9. The apparatus of claim 8, wherein the central control device is located in a standard room temperature environment separate from the food preparation environment, and the information communicated thereto can be transmitted wirelessly or remotely to the filling pump and other mechanisms via wireless communication.

10. The apparatus of claim 1 wherein said mixing means further comprises a mixing apparatus driven by a motor.

11. The apparatus of claim 1 wherein said mixing means further comprises a mechanism of changeable patterns of rotary type lock (twis-lock)

12. The apparatus of claim 1 wherein said mixing means further comprises a template located at the bottom of an empty container and is raised at the same speed as filling a container with combined ice cream.

13. The apparatus of claim 12 wherein said mixing means contains two separate nozzles, one for conventional ice cream and another for particulate ice cream.

14. The apparatus of claim 13, wherein the particulate ice cream nozzle can rotate, zig-zag, or move in a variety of directions.

15. The apparatus of claim 1, wherein the combined ice cream products have phosphorescent or fluorescent properties.

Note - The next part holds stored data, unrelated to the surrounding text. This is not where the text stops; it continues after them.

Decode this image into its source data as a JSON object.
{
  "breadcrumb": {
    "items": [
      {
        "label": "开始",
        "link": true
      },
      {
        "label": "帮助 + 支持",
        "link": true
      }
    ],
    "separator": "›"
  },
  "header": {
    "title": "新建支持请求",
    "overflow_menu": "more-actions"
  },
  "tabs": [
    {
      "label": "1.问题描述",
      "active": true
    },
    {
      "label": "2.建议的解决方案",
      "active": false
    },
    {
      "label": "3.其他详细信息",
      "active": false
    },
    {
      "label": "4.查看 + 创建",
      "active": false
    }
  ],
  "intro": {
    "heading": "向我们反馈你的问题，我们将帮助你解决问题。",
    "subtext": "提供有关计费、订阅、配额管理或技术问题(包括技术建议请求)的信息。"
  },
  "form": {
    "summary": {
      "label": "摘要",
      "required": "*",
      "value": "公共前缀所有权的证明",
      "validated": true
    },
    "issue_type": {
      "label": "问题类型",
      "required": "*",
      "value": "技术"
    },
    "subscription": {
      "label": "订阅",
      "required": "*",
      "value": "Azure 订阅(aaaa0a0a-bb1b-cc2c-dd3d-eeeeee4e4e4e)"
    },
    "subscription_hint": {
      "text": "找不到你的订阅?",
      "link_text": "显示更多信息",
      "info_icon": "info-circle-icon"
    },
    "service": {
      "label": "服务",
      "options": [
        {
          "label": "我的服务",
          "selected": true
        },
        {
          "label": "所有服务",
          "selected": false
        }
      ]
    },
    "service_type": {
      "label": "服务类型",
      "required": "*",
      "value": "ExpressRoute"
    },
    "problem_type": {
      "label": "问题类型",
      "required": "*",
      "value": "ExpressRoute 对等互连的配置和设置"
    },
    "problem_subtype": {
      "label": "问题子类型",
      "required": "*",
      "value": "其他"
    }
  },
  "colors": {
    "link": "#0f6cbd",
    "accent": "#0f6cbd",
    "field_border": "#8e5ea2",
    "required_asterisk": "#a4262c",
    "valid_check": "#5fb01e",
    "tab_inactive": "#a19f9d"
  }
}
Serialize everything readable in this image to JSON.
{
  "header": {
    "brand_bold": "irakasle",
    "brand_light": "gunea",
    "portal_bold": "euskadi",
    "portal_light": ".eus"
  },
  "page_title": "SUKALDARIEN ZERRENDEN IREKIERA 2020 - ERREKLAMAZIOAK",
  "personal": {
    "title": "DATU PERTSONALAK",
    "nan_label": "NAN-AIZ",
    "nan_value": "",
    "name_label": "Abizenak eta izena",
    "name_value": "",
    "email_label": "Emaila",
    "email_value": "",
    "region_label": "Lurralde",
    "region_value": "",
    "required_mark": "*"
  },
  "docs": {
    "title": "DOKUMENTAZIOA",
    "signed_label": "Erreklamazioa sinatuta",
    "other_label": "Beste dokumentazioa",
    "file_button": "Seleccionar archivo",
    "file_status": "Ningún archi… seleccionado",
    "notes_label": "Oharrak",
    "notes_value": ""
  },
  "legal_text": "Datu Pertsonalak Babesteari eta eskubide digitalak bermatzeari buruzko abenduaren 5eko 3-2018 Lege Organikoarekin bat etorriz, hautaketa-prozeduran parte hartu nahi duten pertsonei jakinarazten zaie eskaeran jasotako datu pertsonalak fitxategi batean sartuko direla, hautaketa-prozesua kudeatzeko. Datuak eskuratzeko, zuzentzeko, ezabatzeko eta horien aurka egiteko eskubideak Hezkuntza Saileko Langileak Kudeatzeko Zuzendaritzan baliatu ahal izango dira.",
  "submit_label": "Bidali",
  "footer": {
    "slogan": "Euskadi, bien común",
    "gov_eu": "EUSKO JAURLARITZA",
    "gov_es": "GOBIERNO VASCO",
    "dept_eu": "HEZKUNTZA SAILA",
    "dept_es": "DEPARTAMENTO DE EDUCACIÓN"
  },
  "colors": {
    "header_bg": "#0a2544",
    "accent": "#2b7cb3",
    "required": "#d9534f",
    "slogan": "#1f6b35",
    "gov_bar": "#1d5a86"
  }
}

16. The apparatus of claim 1, wherein the combined ice cream is molded into a bar shape and then immersed in chocolate caramel syrup after being molded.

17. The apparatus of claim 16, wherein the combined ice cream is immersed in dried fruits or seeds.

18. The apparatus of claim 17, wherein the combined ice cream has a fruit consistency and is immersed in an adaptable cover with fruit.

19. The apparatus of claim 16, wherein the bar is rounded instead of being flat.

20. The apparatus of claim 19, wherein the combined product can be a pallet type push-up, taken from the container by the user

21. The apparatus of claim 16, wherein the combined ice creams are formed by the mold in cylindrical rather than rectangular form, for packaging purposes.

22. The apparatus of claim 1, wherein a plurality of beads are located within ice cubes.

23. The apparatus of claim 1, wherein a plurality of are fixedly frozen within a bar.

24. The apparatus of claim 1, wherein the combined ice cream mixture is enclosed in an ice cream sandwich structure.

25. The apparatus of claim 1, wherein a layer of combined ice cream is positioned between two layers of bread slices and then pressed and frozen together.